E poi, e in modo ancora più grave, il passaggio sull’Italicum è abominevole. In sintesi, secondo il punto di vista riportato in queste rigge, per chi l’ha voluta quella legge andava bene col Pd al 40%, perché tanto vincevano loro; siccome ora c’è il pericolo che possa andare diversamente, gli stessi dovrebbero volerla modificare. Stanno dicendo, quindi, che chi ha voluto l’Italicum, gli stessi a cui loro hanno votato la fiducia, hanno pensato, sostenuto e approvato un sistema elettorale per i propri interessi di partito. Se questi non sono più garantiti da quel meccanismo, meglio disfarsene: non sia mai che quella stessa regola che il mondo ci avrebbe invidiato, possa essere utile per altri.

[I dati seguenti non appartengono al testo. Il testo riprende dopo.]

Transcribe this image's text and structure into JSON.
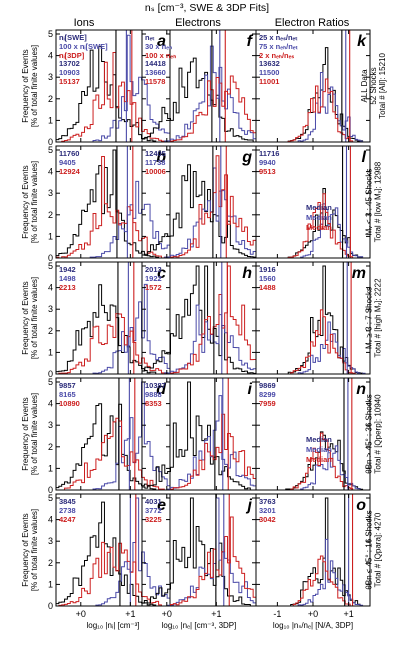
{
  "title": "nₛ [cm⁻³, SWE & 3DP Fits]",
  "colors": {
    "black": "#000000",
    "blue": "#4a4aa8",
    "red": "#cc1f1f",
    "navy": "#2b2b7a"
  },
  "columns": [
    "Ions",
    "Electrons",
    "Electron Ratios"
  ],
  "y_axis_label": [
    "Frequency of Events",
    "[% of total finite values]"
  ],
  "y_ticks": [
    "0",
    "1",
    "2",
    "3",
    "4",
    "5"
  ],
  "x_ticks": [
    [
      "+0",
      "+1"
    ],
    [
      "+0",
      "+1"
    ],
    [
      "-1",
      "+0",
      "+1"
    ]
  ],
  "x_labels": [
    "log₁₀ |nᵢ| [cm⁻³]",
    "log₁₀ |nₑ| [cm⁻³, 3DP]",
    "log₁₀ |nₛ/nₑ| [N/A, 3DP]"
  ],
  "series_labels": [
    [
      "nᵢ[SWE]",
      "100 x nᵢ[SWE]",
      "nᵢ[3DP]"
    ],
    [
      "nₑₜ",
      "30 x nₑₕ",
      "100 x nₑₕ"
    ],
    [
      "25 x nₑₛ/nₑₜ",
      "75 x nₑₕ/nₑₜ",
      "2 x nₑₕ/nₑₛ"
    ]
  ],
  "median_label": "Median",
  "row_labels": [
    [
      "ALL Data",
      "52 Shocks",
      "Total # [All]: 15210"
    ],
    [
      "Mᵥ < 3 : 45 Shocks",
      "Total # [low Mᵥ]: 12988"
    ],
    [
      "Mᵥ ≥ 3 : 7 Shocks",
      "Total # [high Mᵥ]: 2222"
    ],
    [
      "θBn > 45° : 36 Shocks",
      "Total # [Qperp]: 10940"
    ],
    [
      "θBn ≤ 45° : 16 Shocks",
      "Total # [Qpara]: 4270"
    ]
  ],
  "panel_letters": [
    [
      "a",
      "f",
      "k"
    ],
    [
      "b",
      "g",
      "l"
    ],
    [
      "c",
      "h",
      "m"
    ],
    [
      "d",
      "i",
      "n"
    ],
    [
      "e",
      "j",
      "o"
    ]
  ],
  "panel_counts": [
    [
      [
        "13702",
        "10903",
        "15137"
      ],
      [
        "14418",
        "13660",
        "11578"
      ],
      [
        "13632",
        "11500",
        "11001"
      ]
    ],
    [
      [
        "11760",
        "9405",
        "12924"
      ],
      [
        "12405",
        "11738",
        "10006"
      ],
      [
        "11716",
        "9940",
        "9513"
      ]
    ],
    [
      [
        "1942",
        "1498",
        "2213"
      ],
      [
        "2013",
        "1922",
        "1572"
      ],
      [
        "1916",
        "1560",
        "1488"
      ]
    ],
    [
      [
        "9857",
        "8165",
        "10890"
      ],
      [
        "10387",
        "9888",
        "8353"
      ],
      [
        "9869",
        "8299",
        "7959"
      ]
    ],
    [
      [
        "3845",
        "2738",
        "4247"
      ],
      [
        "4031",
        "3772",
        "3225"
      ],
      [
        "3763",
        "3201",
        "3042"
      ]
    ]
  ],
  "chart_data": {
    "type": "histogram-grid",
    "title": "nₛ [cm⁻³, SWE & 3DP Fits]",
    "ylabel": "Frequency of Events [% of total finite values]",
    "ylim": [
      0,
      5
    ],
    "columns": [
      {
        "name": "Ions",
        "xlabel": "log₁₀ |nᵢ| [cm⁻³]",
        "xlim": [
          -0.5,
          1.8
        ],
        "ticks": [
          0,
          1
        ],
        "series": [
          "nᵢ[SWE]",
          "100 x nᵢ[SWE]",
          "nᵢ[3DP]"
        ],
        "centers": [
          0.45,
          1.15,
          0.65
        ],
        "widths": [
          0.35,
          0.3,
          0.35
        ]
      },
      {
        "name": "Electrons",
        "xlabel": "log₁₀ |nₑ| [cm⁻³, 3DP]",
        "xlim": [
          -0.5,
          1.8
        ],
        "ticks": [
          0,
          1
        ],
        "series": [
          "nₑₜ",
          "30 x nₑₕ",
          "100 x nₑₕ"
        ],
        "centers": [
          0.55,
          1.0,
          1.15
        ],
        "widths": [
          0.4,
          0.35,
          0.35
        ]
      },
      {
        "name": "Electron Ratios",
        "xlabel": "log₁₀ |nₛ/nₑ| [N/A, 3DP]",
        "xlim": [
          -1.6,
          1.6
        ],
        "ticks": [
          -1,
          0,
          1
        ],
        "series": [
          "25 x nₑₛ/nₑₜ",
          "75 x nₑₕ/nₑₜ",
          "2 x nₑₕ/nₑₛ"
        ],
        "centers": [
          0.35,
          0.5,
          0.25
        ],
        "widths": [
          0.35,
          0.3,
          0.3
        ]
      }
    ],
    "medians": {
      "Ions": [
        0.75,
        0.95,
        1.05
      ],
      "Electrons": [
        0.95,
        1.1,
        1.2
      ],
      "Electron Ratios": [
        0.85,
        0.95,
        1.05
      ]
    }
  }
}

Si è capito cosa dicono, vero? Ammettono che il partito che sostengono e di cui fanno parte abbia votato una legge perché gli conveniva e dovrebbe ora volerla cambiare perché non si è più sicuri che sia funzionale alla sua vittoria. Stanno approvando una modifica della Costituzione e se ne dichiarano contrari al punto che, se non ne vengono previsti sostanziali correttivi, perché l’elezione diretta o meno dei senatori non è un dettaglio,  potrebbero respingerla al referendum confermativo. Roba da consigliare l’intervento di uno psichiatra, ma di uno bravo.

Nella spasmodica e continua corsa al “sì, ma, però”, intristita dal ricordo d’esser stati maggioranza decidente, i minoritari dem si coprono d’altre perle di schizofrenia tattica, lanciandosi nuovamente al riscatto dell’onore del latte versato: votano in un modo ma dicono di volere l’altro, come se il voto non fosse espressione del proprio volere, non fosse, di per sé, un atto volitivo per definizione. Alla fine, meglio, molto meglio, le pienepicerne e gli andreiromani; approvano tutto quello che c’è da approvare, ma almeno non mentono circa le personali motivazioni: rimanere lì dove sono il più a lungo possibile.